From the Press Release:
Private-sector employment increased by 209,000 from February to March on a seasonally adjusted basis, according to the latest ADP National Employment Report® released today. The ADP National Employment Report, created by Automatic Data Processing, Inc. (ADP®), in partnership with Macroeconomic Advisers, LLC, is derived from actual payroll data and measures the change in total nonfarm private employment each month. Estimated gains for previous months were revised higher; the gain from December to January was revised up by 9,000 to 182,000, and the gain from January to February was revised up by 14,000 to 230,000.
The job breakdown is as follows:
U.S. Nonfarm Private Employment Highlights – March 2012 Report:
- Total employment: +209,000
- Small businesses:* +100,000
- Medium businesses:** +87,000
- Large businesses:*** +22,000
- Goods-producing sector: + 45,000
- Service-providing sector: +164,000
- Manufacturing industry: + 23,000
More from the PR:
According to Joel Prakken, Chairman of Macroeconomic Advisers, LLC, “Labor market conditions continue to improve at a moderate pace. Employment grew in all the major sectors of the economy tracked in The Report, and across payrolls of all sizes. Today’s data marks the twenty-sixth consecutive monthly gain in private employment as measured in The Report.
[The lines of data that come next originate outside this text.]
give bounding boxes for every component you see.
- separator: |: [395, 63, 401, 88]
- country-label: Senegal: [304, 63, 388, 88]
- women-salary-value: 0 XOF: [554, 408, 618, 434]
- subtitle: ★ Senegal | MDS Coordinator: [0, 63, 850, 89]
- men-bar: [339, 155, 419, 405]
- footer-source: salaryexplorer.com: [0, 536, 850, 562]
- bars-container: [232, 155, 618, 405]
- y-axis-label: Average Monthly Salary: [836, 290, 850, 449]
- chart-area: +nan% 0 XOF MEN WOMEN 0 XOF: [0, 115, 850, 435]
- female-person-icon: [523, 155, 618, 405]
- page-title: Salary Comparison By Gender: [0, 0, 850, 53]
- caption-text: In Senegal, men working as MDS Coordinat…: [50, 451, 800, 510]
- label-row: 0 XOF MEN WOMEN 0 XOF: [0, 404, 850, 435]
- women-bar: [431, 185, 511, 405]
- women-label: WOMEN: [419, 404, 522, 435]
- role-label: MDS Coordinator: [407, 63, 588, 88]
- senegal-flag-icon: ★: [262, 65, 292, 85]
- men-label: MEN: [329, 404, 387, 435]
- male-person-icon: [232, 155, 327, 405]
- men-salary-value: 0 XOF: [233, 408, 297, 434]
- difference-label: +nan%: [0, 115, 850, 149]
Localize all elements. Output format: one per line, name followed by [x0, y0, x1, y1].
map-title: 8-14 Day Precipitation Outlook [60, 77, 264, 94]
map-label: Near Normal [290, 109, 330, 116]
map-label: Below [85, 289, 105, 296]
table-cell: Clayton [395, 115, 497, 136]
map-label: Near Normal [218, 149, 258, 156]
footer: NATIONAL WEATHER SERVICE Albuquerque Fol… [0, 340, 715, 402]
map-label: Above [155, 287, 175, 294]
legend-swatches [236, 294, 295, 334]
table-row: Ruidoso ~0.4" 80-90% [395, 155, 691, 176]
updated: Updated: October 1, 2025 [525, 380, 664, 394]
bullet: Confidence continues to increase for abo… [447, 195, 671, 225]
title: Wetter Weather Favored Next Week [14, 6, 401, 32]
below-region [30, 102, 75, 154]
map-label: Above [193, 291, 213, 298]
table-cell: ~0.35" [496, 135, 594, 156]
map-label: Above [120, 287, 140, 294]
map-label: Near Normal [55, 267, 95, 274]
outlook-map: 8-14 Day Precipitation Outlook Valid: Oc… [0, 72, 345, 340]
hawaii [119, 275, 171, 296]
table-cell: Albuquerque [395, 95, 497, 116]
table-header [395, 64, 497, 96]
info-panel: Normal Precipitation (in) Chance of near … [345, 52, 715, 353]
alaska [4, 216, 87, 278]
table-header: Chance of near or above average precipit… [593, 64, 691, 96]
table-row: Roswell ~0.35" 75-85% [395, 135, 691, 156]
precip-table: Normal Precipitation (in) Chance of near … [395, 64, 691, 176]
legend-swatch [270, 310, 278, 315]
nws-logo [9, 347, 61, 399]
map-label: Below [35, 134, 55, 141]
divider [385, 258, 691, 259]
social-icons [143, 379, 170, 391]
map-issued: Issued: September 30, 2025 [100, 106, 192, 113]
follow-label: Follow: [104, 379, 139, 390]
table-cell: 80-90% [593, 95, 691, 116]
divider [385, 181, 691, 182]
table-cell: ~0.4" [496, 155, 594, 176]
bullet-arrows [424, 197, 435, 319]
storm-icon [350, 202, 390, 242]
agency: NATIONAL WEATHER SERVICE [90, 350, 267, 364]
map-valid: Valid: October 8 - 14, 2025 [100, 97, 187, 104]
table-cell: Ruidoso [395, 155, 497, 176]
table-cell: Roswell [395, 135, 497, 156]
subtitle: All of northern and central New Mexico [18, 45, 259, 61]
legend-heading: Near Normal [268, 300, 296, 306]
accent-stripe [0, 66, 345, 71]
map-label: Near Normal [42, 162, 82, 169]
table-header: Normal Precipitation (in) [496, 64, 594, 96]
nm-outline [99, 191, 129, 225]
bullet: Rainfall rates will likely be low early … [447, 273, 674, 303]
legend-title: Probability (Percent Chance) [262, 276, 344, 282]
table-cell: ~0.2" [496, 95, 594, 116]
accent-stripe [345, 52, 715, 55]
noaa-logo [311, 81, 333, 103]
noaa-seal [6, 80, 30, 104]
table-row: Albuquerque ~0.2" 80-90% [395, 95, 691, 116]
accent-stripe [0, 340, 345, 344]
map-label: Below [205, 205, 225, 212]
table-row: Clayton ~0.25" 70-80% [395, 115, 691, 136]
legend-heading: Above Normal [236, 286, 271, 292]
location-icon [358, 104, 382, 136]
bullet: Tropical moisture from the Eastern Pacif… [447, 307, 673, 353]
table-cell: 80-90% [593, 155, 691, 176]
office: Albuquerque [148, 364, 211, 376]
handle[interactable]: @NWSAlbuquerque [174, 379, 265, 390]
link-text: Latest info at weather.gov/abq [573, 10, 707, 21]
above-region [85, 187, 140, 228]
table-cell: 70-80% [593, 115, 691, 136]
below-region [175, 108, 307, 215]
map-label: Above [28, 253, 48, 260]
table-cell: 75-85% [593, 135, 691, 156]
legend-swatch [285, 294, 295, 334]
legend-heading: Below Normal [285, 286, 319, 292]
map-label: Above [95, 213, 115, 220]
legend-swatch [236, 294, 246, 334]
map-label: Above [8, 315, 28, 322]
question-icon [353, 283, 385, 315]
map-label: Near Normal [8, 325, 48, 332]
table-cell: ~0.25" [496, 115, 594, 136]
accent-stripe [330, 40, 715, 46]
“The March increase in private employment suggests that the national unemployment rate may have declined slightly last month. It would also be consistent with other indicators suggesting some firming of labor market conditions, such as the downward trend in unemployment claims and upturns in the components of consumer sentiment and confidence influenced by perceptions about the availability of jobs.”
Prakken added: “Employment on medium payrolls—those with 50 to 499 workers—rose 87,000 in March. Employment on large payrolls—those with 500 or more workers—increased 22,000 during that same period.”